Fulacht fia, Castlematrix, Co. Limerick
Co. Limerick |
Settlement Sites
Some archaeological sites announce themselves with earthworks, standing stones, or the worn outline of a wall.
This one, close to the River Maigue near Castlematrix in County Limerick, offers almost nothing to the eye. No mound, no visible disturbance, just a damp field of iris growing in low-lying ground near the water. And yet that very ordinariness is part of what makes it interesting, because what may lie beneath is one of the most common and most enigmatic monument types in the Irish landscape.
A fulacht fia is, in essence, a prehistoric cooking site, typically identified by a horseshoe-shaped mound of burnt and shattered stone accumulated over repeated use of a water-filled trough heated by fire-cracked rocks. They are found in their thousands across Ireland, almost always near water and low-lying ground, and date primarily to the Bronze Age. This particular site was recorded as 'Site A' by archaeologist Ceile O'Rahilly during fieldwork for an archaeological report on the Rathkeale Bypass in August 1990. Her field notes, preserved in the Sites and Monuments Record, are admirably concise: 'Field near river. Fulacht Fiadh, possible. Low ground of Iris (damp). V. close to river. No mound visible.' The qualifier 'possible' is doing significant work in that description. Without excavation, the identification remains tentative, though the environmental conditions she noted, the damp ground, the proximity to the river, the iris-colonised soil, are precisely what archaeologists look for when prospecting for such sites.

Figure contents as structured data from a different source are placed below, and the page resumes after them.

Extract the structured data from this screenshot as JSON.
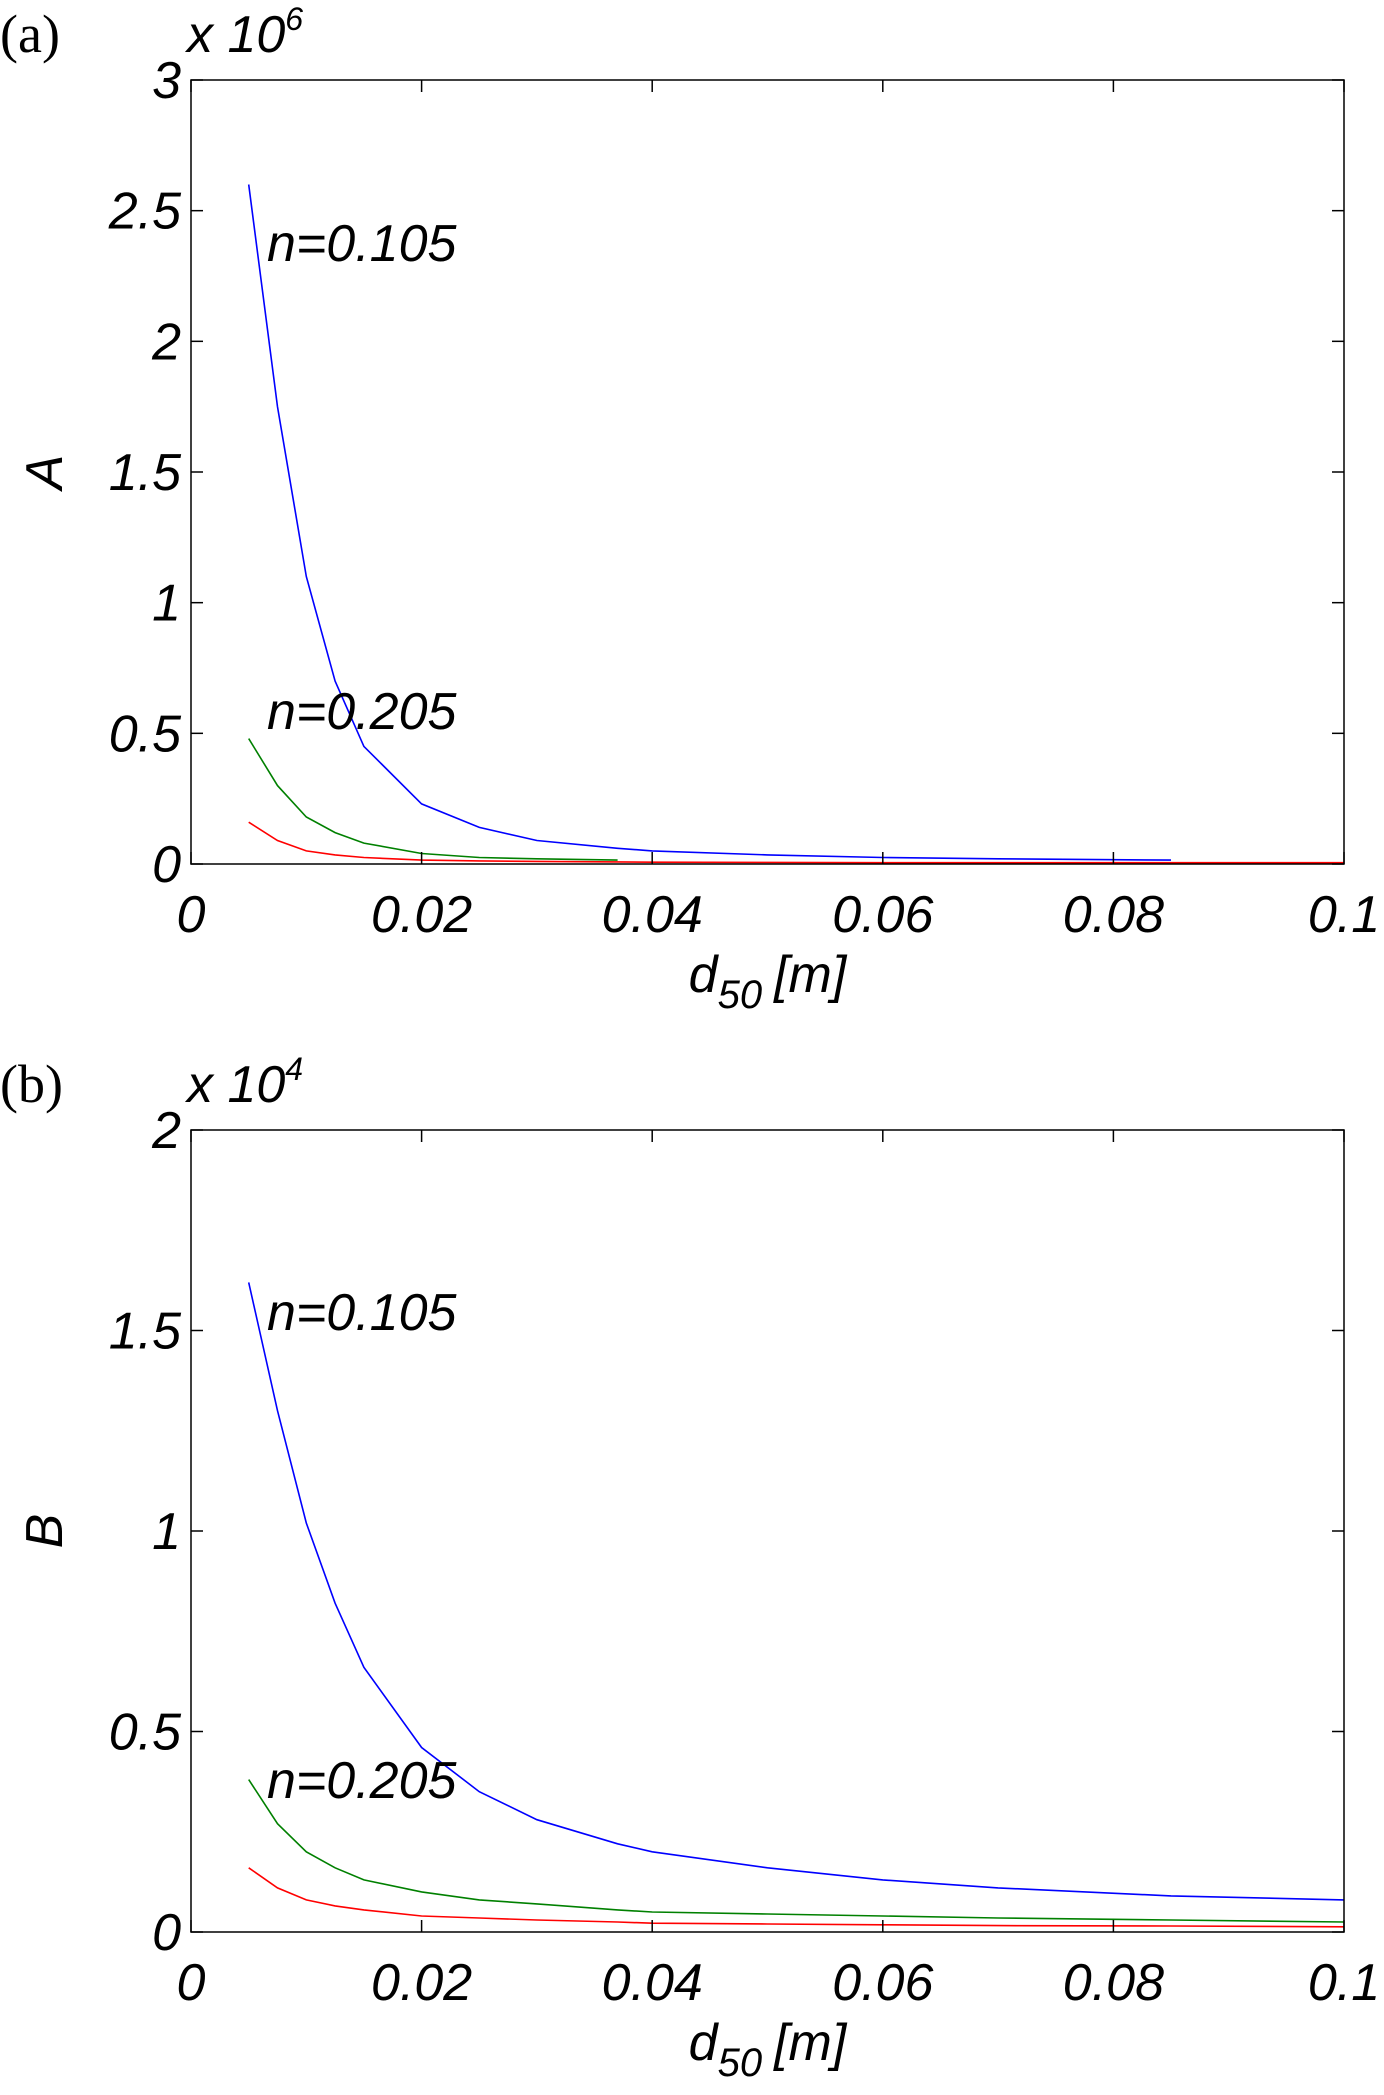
{
  "chart_data": [
    {
      "type": "line",
      "panel_label": "(a)",
      "scale_label": "x 10",
      "scale_exponent": "6",
      "ylabel": "A",
      "xlabel": "d",
      "xlabel_sub": "50",
      "xlabel_unit": "[m]",
      "annotations": [
        "n=0.105",
        "n=0.205"
      ],
      "x": [
        0.005,
        0.0075,
        0.01,
        0.0125,
        0.015,
        0.02,
        0.025,
        0.03,
        0.037,
        0.04,
        0.05,
        0.06,
        0.07,
        0.085,
        0.1
      ],
      "series": [
        {
          "color": "#0000ff",
          "values": [
            2.6,
            1.75,
            1.1,
            0.7,
            0.45,
            0.23,
            0.14,
            0.09,
            0.06,
            0.05,
            0.035,
            0.025,
            0.02,
            0.015,
            null
          ]
        },
        {
          "color": "#008000",
          "values": [
            0.48,
            0.3,
            0.18,
            0.12,
            0.08,
            0.04,
            0.025,
            0.02,
            0.015,
            null,
            null,
            null,
            null,
            null,
            null
          ]
        },
        {
          "color": "#ff0000",
          "values": [
            0.16,
            0.09,
            0.05,
            0.035,
            0.025,
            0.015,
            0.012,
            0.01,
            0.008,
            0.007,
            0.006,
            0.005,
            0.005,
            0.005,
            0.005
          ]
        }
      ],
      "xlim": [
        0,
        0.1
      ],
      "xticks": [
        0,
        0.02,
        0.04,
        0.06,
        0.08,
        0.1
      ],
      "ylim": [
        0,
        3
      ],
      "yticks": [
        0,
        0.5,
        1,
        1.5,
        2,
        2.5,
        3
      ]
    },
    {
      "type": "line",
      "panel_label": "(b)",
      "scale_label": "x 10",
      "scale_exponent": "4",
      "ylabel": "B",
      "xlabel": "d",
      "xlabel_sub": "50",
      "xlabel_unit": "[m]",
      "annotations": [
        "n=0.105",
        "n=0.205"
      ],
      "x": [
        0.005,
        0.0075,
        0.01,
        0.0125,
        0.015,
        0.02,
        0.025,
        0.03,
        0.037,
        0.04,
        0.05,
        0.06,
        0.07,
        0.085,
        0.1
      ],
      "series": [
        {
          "color": "#0000ff",
          "values": [
            1.62,
            1.3,
            1.02,
            0.82,
            0.66,
            0.46,
            0.35,
            0.28,
            0.22,
            0.2,
            0.16,
            0.13,
            0.11,
            0.09,
            0.08
          ]
        },
        {
          "color": "#008000",
          "values": [
            0.38,
            0.27,
            0.2,
            0.16,
            0.13,
            0.1,
            0.08,
            0.07,
            0.055,
            0.05,
            0.045,
            0.04,
            0.035,
            0.03,
            0.025
          ]
        },
        {
          "color": "#ff0000",
          "values": [
            0.16,
            0.11,
            0.08,
            0.065,
            0.055,
            0.04,
            0.035,
            0.03,
            0.025,
            0.022,
            0.02,
            0.018,
            0.016,
            0.015,
            0.013
          ]
        }
      ],
      "xlim": [
        0,
        0.1
      ],
      "xticks": [
        0,
        0.02,
        0.04,
        0.06,
        0.08,
        0.1
      ],
      "ylim": [
        0,
        2
      ],
      "yticks": [
        0,
        0.5,
        1,
        1.5,
        2
      ]
    }
  ]
}
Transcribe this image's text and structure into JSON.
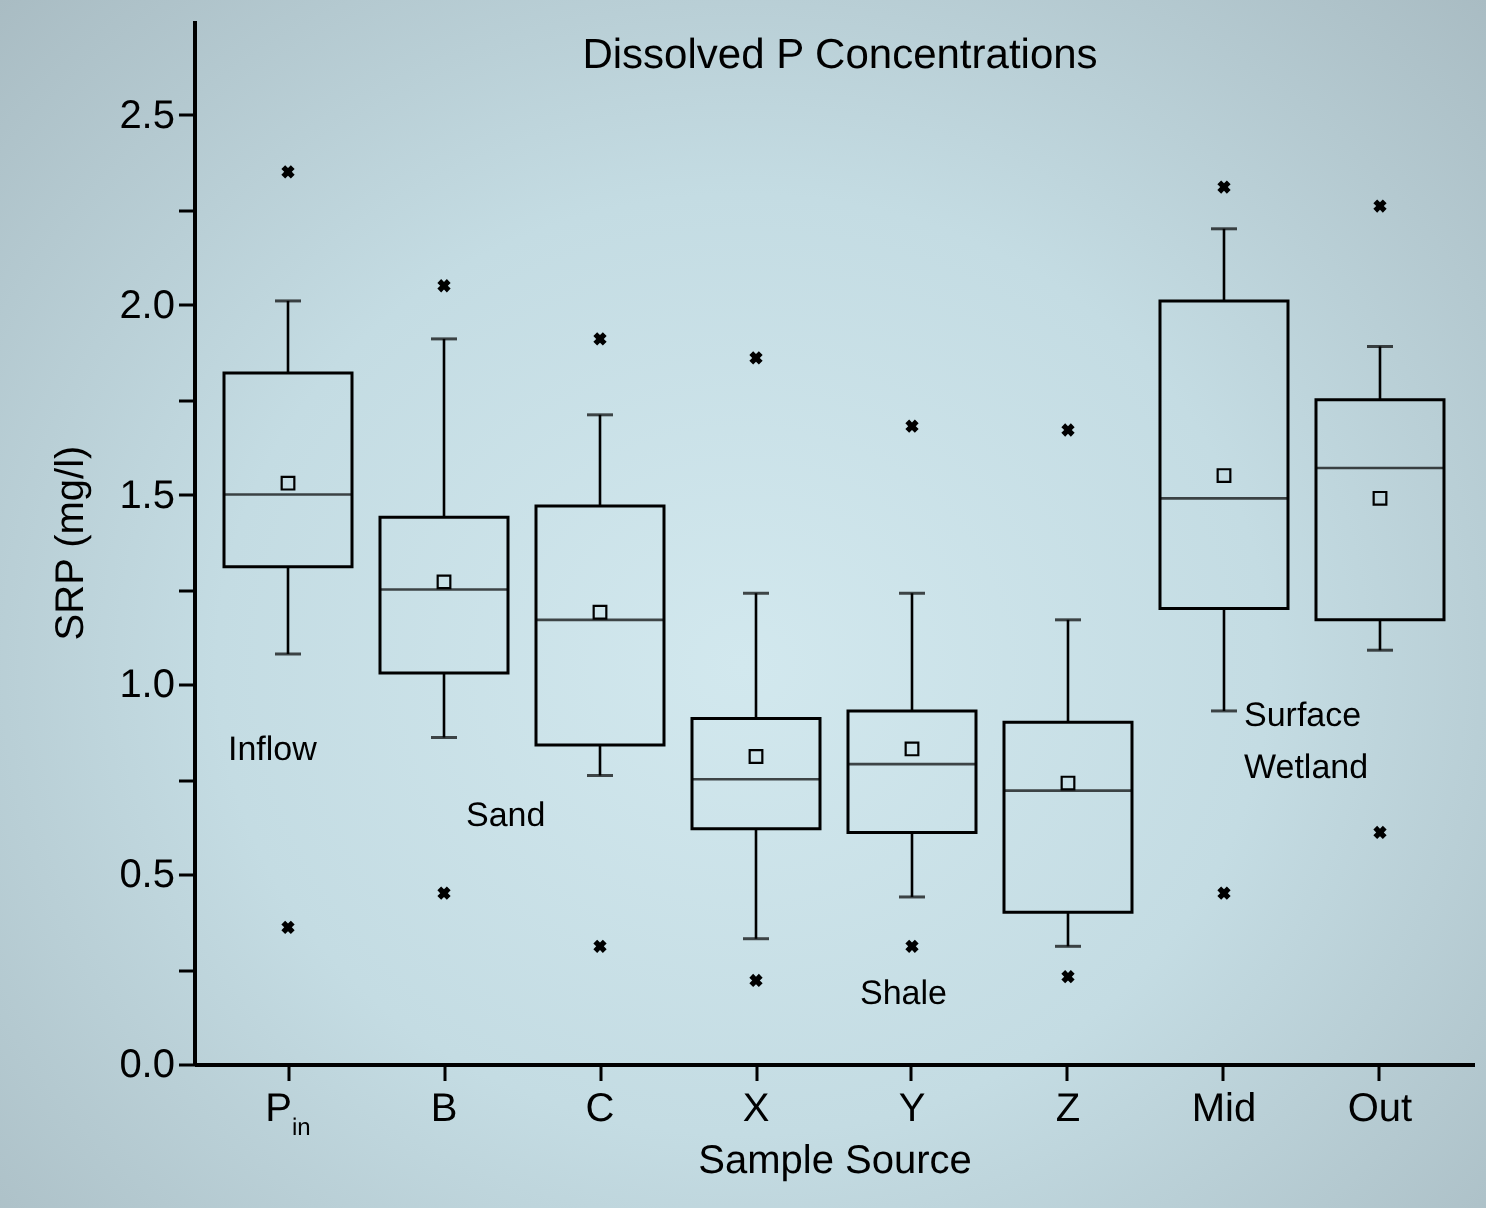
{
  "chart_data": {
    "type": "box",
    "title": "Dissolved P Concentrations",
    "xlabel": "Sample Source",
    "ylabel": "SRP (mg/l)",
    "categories": [
      "P$_{in}$",
      "B",
      "C",
      "X",
      "Y",
      "Z",
      "Mid",
      "Out"
    ],
    "boxes": [
      {
        "low": 1.08,
        "q1": 1.31,
        "median": 1.5,
        "q3": 1.82,
        "high": 2.01,
        "mean": 1.53,
        "outliers": [
          2.35,
          0.36
        ]
      },
      {
        "low": 0.86,
        "q1": 1.03,
        "median": 1.25,
        "q3": 1.44,
        "high": 1.91,
        "mean": 1.27,
        "outliers": [
          2.05,
          0.45
        ]
      },
      {
        "low": 0.76,
        "q1": 0.84,
        "median": 1.17,
        "q3": 1.47,
        "high": 1.71,
        "mean": 1.19,
        "outliers": [
          1.91,
          0.31
        ]
      },
      {
        "low": 0.33,
        "q1": 0.62,
        "median": 0.75,
        "q3": 0.91,
        "high": 1.24,
        "mean": 0.81,
        "outliers": [
          1.86,
          0.22
        ]
      },
      {
        "low": 0.44,
        "q1": 0.61,
        "median": 0.79,
        "q3": 0.93,
        "high": 1.24,
        "mean": 0.83,
        "outliers": [
          1.68,
          0.31
        ]
      },
      {
        "low": 0.31,
        "q1": 0.4,
        "median": 0.72,
        "q3": 0.9,
        "high": 1.17,
        "mean": 0.74,
        "outliers": [
          1.67,
          0.23
        ]
      },
      {
        "low": 0.93,
        "q1": 1.2,
        "median": 1.49,
        "q3": 2.01,
        "high": 2.2,
        "mean": 1.55,
        "outliers": [
          2.31,
          0.45
        ]
      },
      {
        "low": 1.09,
        "q1": 1.17,
        "median": 1.57,
        "q3": 1.75,
        "high": 1.89,
        "mean": 1.49,
        "outliers": [
          2.26,
          0.61
        ]
      }
    ],
    "color": "#000000",
    "ylim": [
      0,
      2.75
    ],
    "yticks": [
      {
        "value": 0,
        "label": "0.0"
      },
      {
        "value": 0.25,
        "label": null
      },
      {
        "value": 0.5,
        "label": "0.5"
      },
      {
        "value": 0.75,
        "label": null
      },
      {
        "value": 1,
        "label": "1.0"
      },
      {
        "value": 1.25,
        "label": null
      },
      {
        "value": 1.5,
        "label": "1.5"
      },
      {
        "value": 1.75,
        "label": null
      },
      {
        "value": 2,
        "label": "2.0"
      },
      {
        "value": 2.25,
        "label": null
      },
      {
        "value": 2.5,
        "label": "2.5"
      }
    ],
    "annotations": [
      "Inflow",
      "Sand",
      "Shale",
      "Surface Wetland"
    ],
    "grid": false
  }
}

Because no mound is visible above ground, there is little for a casual visitor to observe in any conventional sense. The value of knowing such a site exists lies less in what can be seen and more in learning to read a landscape, to notice why a particular patch of wet, iris-filled ground beside a river might carry a longer history than it appears to. The site falls within the broader Rathkeale area of County Limerick, and anyone with an interest in the archaeology of the region would do well to consult the Sites and Monuments Record, where O'Rahilly's original field notes are held, before making any effort to locate it.